GRAPHCT - Editorial

editorial
graphct
hard
june10

#1

PROBLEM LINKS

Practice
Contest

DIFFICULTY

HARD

EXPLANATION

It can be shown that G has a cycle of length 5 as a minor iff G has a cycle of length >= 5 in it. So we wish to count biconnected graphs having no cycle of length >= 5.

We start by working out a few special cases for n <= 4. Now, first we show that any biconnected graph having n >= 5 vertices has a cycle of length atleast 4. Consider any nodes u and v which are not connected. Since there are atleast 2 disjoint paths between u and v (each of length >= 2), we can combine them to form a cycle of length >= 4. Hence, the only possibility is that for all u,v there is an edge between then. But in that case, the graph is a clique and has a cycle of length >= 4. Thus, all biconnected components having >= 5 vertices have a cycle.

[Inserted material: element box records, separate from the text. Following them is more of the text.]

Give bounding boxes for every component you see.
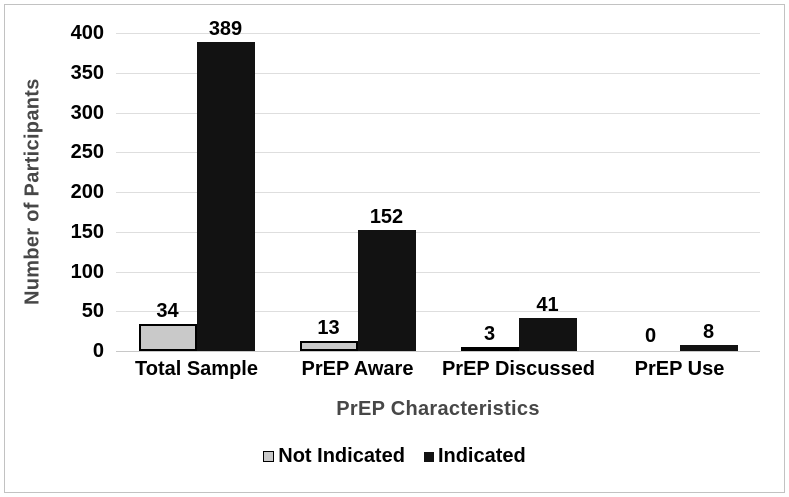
gridline — [116, 271, 760, 273]
legend-item-indicated: Indicated — [423, 445, 526, 468]
bar-indicated: 389 — [196, 19, 255, 351]
y-tick-label: 400 — [70, 22, 104, 44]
gridline — [116, 72, 760, 74]
category-label: PrEP Discussed — [441, 358, 596, 380]
gridline — [116, 112, 760, 114]
category-label: PrEP Use — [634, 358, 725, 380]
bar-value-label: 389 — [208, 17, 243, 40]
legend-label: Not Indicated — [278, 445, 405, 467]
bars-layer: 34 389 13 152 3 41 0 8 — [116, 19, 760, 351]
bar-value-label: 0 — [644, 325, 657, 347]
gridline — [116, 33, 760, 34]
category-label: PrEP Aware — [301, 358, 414, 380]
bar-indicated: 152 — [357, 207, 416, 351]
bar-group: 3 41 — [438, 295, 599, 351]
bar-group: 34 389 — [116, 19, 277, 351]
bar-indicated: 8 — [679, 322, 738, 351]
y-tick-label: 50 — [81, 300, 104, 323]
x-axis-line — [116, 351, 760, 352]
legend: Not Indicated Indicated — [0, 445, 789, 468]
bar-value-label: 3 — [483, 323, 496, 345]
y-tick-label: 350 — [70, 61, 104, 84]
gridline — [116, 231, 760, 233]
y-tick-label: 0 — [92, 340, 104, 362]
y-tick-label: 150 — [70, 220, 104, 243]
bar-value-label: 13 — [317, 316, 340, 339]
legend-label: Indicated — [437, 445, 526, 467]
category-label: Total Sample — [135, 358, 258, 380]
y-tick-label: 100 — [70, 260, 104, 283]
legend-swatch-not-indicated — [263, 451, 275, 462]
bar-not-indicated: 3 — [460, 324, 519, 351]
gridline — [116, 192, 760, 193]
bar-value-label: 34 — [156, 299, 179, 322]
bar-value-label: 152 — [369, 206, 404, 229]
gridline — [116, 152, 760, 154]
bar-group: 13 152 — [277, 207, 438, 351]
bar-value-label: 8 — [702, 320, 715, 343]
legend-item-not-indicated: Not Indicated — [263, 445, 405, 468]
y-tick-label: 200 — [70, 181, 104, 203]
x-axis-category-labels: Total Sample PrEP Aware PrEP Discussed PrEP… — [116, 358, 760, 381]
y-tick-label: 300 — [70, 101, 104, 124]
bar-indicated: 41 — [518, 295, 577, 351]
bar-not-indicated: 34 — [138, 301, 197, 351]
bar-value-label: 41 — [536, 294, 559, 317]
y-tick-label: 250 — [70, 141, 104, 164]
gridline — [116, 311, 760, 313]
legend-swatch-indicated — [423, 451, 434, 462]
bar-not-indicated: 13 — [299, 318, 358, 351]
plot-area: 34 389 13 152 3 41 0 8 — [116, 19, 760, 352]
x-axis-title: PrEP Characteristics — [336, 398, 540, 420]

Now we can use an ear decomposition of two connected graphs. The result basically says that we can start off with any cycle in G, and form the graph progressively by adding maximal paths (ears) to G. So we start off with a cycle having 4 nodes (one surely exists, as we have seen above). Now analysing a few cases reveals that the only way to add ears to G are between 1 diagonal, and each ear should have length exactly 2. In all other cases, we get a cycle of length >= 5. Thus, G looks like this : there are two nodes u and v, with n - 2 disjoint paths of length 2 between them. We can optionally add a direct edge between u and v if needed. Thus, the total number of edges in G are either 2 * (n-2) or 2 * (n-2) + 1. We can choose u and v in ncr(n,2) ways. This gives us the following result :

if n = 1, output 1 if m = 1, else 0
if n = 2, output 1 if m = 1, else 0
if n = 3, output 1 if m = 3, else 0
if n = 4, output 3 if m = 4. If m = 6 output 1, else if m = 5 output 6. else output 0
for n >= 5, output n * (n-1)/2 if m = 2 * (n-2) or m = 2 * (n-2) + 1. else output 0.